In a world where online sharing has become incredibly popular, feeling essential to most, photography is widespread and performed frequently, even by those amateur to the art. This abundance of sharing, or oversharing, forces everyone to ask the question: What purpose do these photos serve? While every individual may have their own answer to this imposing question, Susan Sontag’s collection of essays On Photography provides a response; Photographs reveal significance.

As stated by Sontag in her essays, in the history of photography, family events and shared occasions hold an important role in the spread and rise of the art. Photography memorializes events and helps people hold onto the moments in their lives that can easily feel fleeting: “As photographs give people an imaginary possession of a past that is unreal, they also help people to take possession of space in which they are insecure”. The desire to capture and immortalize something comes from the fear that it will one day be lost, creating an impulse to capture the things that are important to us. Often, when we know that something is not easily accessible to us, or that it will not be in the future, we take photographs and substitute them for memories and connection.

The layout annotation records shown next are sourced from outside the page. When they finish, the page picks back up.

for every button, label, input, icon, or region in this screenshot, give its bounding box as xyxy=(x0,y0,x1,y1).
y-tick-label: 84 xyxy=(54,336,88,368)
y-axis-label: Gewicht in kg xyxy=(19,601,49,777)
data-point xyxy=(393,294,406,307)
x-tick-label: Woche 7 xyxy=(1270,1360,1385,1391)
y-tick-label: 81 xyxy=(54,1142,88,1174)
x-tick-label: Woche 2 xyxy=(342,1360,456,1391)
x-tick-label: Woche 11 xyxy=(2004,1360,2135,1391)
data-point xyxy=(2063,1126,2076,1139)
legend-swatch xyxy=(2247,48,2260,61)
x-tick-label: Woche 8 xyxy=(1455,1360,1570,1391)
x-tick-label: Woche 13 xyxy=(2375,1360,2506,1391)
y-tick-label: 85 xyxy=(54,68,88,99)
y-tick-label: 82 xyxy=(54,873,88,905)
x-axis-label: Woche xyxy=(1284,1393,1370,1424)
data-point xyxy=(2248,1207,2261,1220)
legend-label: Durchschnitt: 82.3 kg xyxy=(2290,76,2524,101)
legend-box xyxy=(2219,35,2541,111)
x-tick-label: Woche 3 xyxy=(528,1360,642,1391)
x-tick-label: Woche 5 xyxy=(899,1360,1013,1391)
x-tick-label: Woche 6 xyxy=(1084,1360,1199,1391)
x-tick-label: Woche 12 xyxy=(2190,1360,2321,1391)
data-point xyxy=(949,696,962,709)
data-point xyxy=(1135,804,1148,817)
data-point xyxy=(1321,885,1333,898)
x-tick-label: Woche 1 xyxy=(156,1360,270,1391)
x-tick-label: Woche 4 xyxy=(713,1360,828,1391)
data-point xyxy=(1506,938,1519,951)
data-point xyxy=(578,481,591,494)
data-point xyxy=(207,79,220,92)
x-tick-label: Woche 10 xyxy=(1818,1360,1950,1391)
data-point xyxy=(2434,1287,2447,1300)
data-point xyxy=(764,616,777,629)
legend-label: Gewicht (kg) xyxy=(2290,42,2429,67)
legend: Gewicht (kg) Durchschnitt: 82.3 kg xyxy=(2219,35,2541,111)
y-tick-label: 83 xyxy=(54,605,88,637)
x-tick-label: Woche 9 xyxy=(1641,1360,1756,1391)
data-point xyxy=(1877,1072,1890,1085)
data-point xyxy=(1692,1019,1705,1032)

Also, taking photos provides comfort that you will not lose what you have in that moment, at least in one sense. Thus, those who have dealt with loss frequently feel an out-of-the-ordinary compulsion to photograph their experiences: “People robbed of their past seem to make the most fervent picture takers, at home and abroad”. This craving comes from a desire to hold onto things that hold some importance in that person’s life. Similarly, photography is often taken up by those with an intention to persuade others.  Sontag explains “Like sexual voyeurism, [photography] is a way of at least tacitly, often explicitly, encouraging whatever is going on to keep on happening”. In other words, when events are significant to a person, they may attempt to have these movements persist, and one way to encourage that is by sharing their message through an image that depicts its value.

Photography also serves to capture what is important to a generation, not just individuals. When times and ideals begin to shift, photographs shift with them. Whether through changes in style or subjects, photographs can reveal overtime the things that feel most significance to an age of people, especially when viewed together. For example, when revealing that the current age feels “nostalgic”, Sontag mentions that photographs do as well. Even when representing a larger movement as opposed to an individual, photographs capture what is most valuable to their creators.

Throughout time, photographs may have served tactical purposes, such as documentation, but photographers have never ceased to capture the things in life that are important to them, revealing, through their images, the most significant items and events they have experienced. Though each photographer may have a different motivation in capturing these meaningful moments, every image can be connected to the purpose of showing what is most important in life, as supported by Susan Sontag in her essay.

1 Comment

  1. janavedano05

    Nowadays, everyone is taking photos of the important events in our lives, because it’s so easily accessible with smartphones and digital cameras. Does that make everyone who takes photos a photographer? What is the definition of a photographer now that everyone has a camera to take photos with?